Un aura cubría el horizonte por el norte, donde, en un campo oculto tras una colina, las dos chicas se exponían, muy tiesas, a la luz de los faros preguntándose qué emoción deberían sentir, y cuántos ojos podía haber ocultos entre los árboles. Los chicos, mirándolas fijamente, permanecían escondidos tras el opaco parabrisas, con la ropa de las chicas tendida en las rodillas. Arriba, las estrellas no eran puntos, sino alfileres luminosos, suspendidos cabeza abajo en una oscura profundidad de compacta gelatina. La banda reanudó su repertorio de piezas de Sousa con Patrulla americana, que al principio tocaron dolce, y luego, forte. De esta manera creaban un efecto parecido al que produce una banda que se va acercando desde el otro extremo de la calle. Molesto, un gorrión se zambulló bajo la hilera de bombillas de colores, y por un instante su espalda pareció carmesí. La gente que había ido a la feria hablaba con más calma sobre temas que tendían hacia una crítica benévola de su pasado común, de habitantes de la ciudad, y charlaba de calles y escuelas y casas viejas que estaban en venta. Manos femeninas que habían perdido su finura, manos de mujeres todavía guapas que se alisaban mechones despeinados de su cabellera; madres jóvenes hacían pucheros bajo el peso de bebés dormidos. Por encima de la gente, en la cúpula, Conner trabajaba, sin que nadie le viera, en comprobar los informes mecanografiados por Buddy. Aparte de Gregg y algunos viejos que aún tenían abiertos sus puestos, los ancianos habían desaparecido ya de entre la muchedumbre, para acostarse, pues tenían que madrugar. ¿O quién guardaría las puertas del reino abandonado?
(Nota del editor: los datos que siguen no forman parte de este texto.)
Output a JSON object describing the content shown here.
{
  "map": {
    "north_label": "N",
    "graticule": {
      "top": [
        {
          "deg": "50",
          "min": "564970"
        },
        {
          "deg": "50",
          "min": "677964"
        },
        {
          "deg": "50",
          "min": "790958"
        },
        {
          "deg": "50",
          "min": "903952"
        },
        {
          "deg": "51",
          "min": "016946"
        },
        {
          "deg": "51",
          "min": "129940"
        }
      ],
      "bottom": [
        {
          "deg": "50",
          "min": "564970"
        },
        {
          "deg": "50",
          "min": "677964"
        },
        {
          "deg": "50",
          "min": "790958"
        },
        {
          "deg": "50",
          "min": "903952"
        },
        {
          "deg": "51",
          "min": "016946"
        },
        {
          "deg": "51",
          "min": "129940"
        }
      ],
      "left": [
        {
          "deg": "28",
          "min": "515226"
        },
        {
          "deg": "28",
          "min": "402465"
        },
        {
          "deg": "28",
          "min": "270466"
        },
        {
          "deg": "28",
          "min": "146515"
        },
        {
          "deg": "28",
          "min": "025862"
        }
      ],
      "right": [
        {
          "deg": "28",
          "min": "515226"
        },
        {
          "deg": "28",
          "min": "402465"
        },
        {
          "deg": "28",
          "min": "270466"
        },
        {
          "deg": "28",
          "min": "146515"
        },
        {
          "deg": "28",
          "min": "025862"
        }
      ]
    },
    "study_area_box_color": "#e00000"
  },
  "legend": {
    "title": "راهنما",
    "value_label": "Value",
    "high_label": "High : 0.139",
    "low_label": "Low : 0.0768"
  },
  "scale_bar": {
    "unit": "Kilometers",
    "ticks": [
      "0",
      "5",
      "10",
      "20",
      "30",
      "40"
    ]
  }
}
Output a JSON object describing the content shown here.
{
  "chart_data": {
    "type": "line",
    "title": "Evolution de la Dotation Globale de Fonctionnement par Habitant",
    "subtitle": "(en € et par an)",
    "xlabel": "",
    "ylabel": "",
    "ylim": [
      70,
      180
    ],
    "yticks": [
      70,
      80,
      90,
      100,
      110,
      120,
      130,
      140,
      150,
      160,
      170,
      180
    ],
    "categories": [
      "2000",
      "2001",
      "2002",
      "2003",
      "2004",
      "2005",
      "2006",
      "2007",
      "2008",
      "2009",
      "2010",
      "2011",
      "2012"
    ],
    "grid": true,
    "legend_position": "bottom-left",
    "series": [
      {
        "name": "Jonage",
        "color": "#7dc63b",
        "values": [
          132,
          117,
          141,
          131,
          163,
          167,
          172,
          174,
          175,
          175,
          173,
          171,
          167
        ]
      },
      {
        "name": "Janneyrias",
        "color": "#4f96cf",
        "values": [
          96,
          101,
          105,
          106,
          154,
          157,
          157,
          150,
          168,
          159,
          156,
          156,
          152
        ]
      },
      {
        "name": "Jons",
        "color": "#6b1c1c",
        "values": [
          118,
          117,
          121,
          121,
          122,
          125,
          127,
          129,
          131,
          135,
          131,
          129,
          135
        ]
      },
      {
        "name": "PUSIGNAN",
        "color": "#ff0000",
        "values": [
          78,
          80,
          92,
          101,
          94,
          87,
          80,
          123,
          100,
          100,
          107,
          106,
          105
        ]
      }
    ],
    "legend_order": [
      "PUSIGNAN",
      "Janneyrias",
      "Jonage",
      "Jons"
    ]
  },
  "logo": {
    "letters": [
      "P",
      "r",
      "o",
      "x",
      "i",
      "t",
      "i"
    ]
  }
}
El hombre carnal, el hombre pasional, el hombre pensante. Lucas dormía. Su cuerpo, desnudo a excepción de la ropa interior y cubierto a medias por una sábana, se entregaba al olvido en una armonía de formas. Gregg saltaba y gorjeaba en el prado, deslumbrándose a sí mismo con la iluminación y hablando en voz alta, satisfecho, aunque al día siguiente estaría tan malhumorado como siempre. Hook se incorporó sobresaltado. La almohada y la posición horizontal le habían amodorrado, y la flema que tenía en la garganta no desaparecía por más que carraspease. Su corazón redobló la velocidad de sus latidos. Luego, gradualmente, aminoró su marcha. El anciano desplazó las piernas, huesos azulados a la fría luz, hacia el suelo y, levantándose, se puso a vagar, en camisa de dormir, por el cuartito. La luna, tan apagada antes, proyectaba hora sombras a través de la ventana y hacía ostensibles algunas formas: las dobladas cubiertas de la pequeña y gruesa Biblia, las abiertas bocas de sus zapatos, la ropa colgada en la percha; las varillas de mimbre del asiento de su única silla. Abrió la puerta de la habitación y vio el frío pasillo verde brillante. Volvió a cerrarla. Su encuentro con Conner había empezado a preocuparle. Habían herido cruelmente a aquel joven. La debilidad que asomó a su rostro cuando su secuaz le robó el cigarro era algo cuyo recuerdo turbaba; aquel momento había producido una intimidad que él debía compensar mediante su ayuda. Quizá unas palabras bastarían para que todo volviera a su cauce. Como maestro, el error de Hook había sido su exceso de celo. No había nada en lo que no se entrometiera. Permaneció inmóvil, parcialmente bañado por la luna, buscando a tientas la caprichosa sombra del consejo que debía impartir a Conner, como vínculo que lograra unirles y testamento que persistiese desaparecido él de este mundo. ¿Qué podía decirle?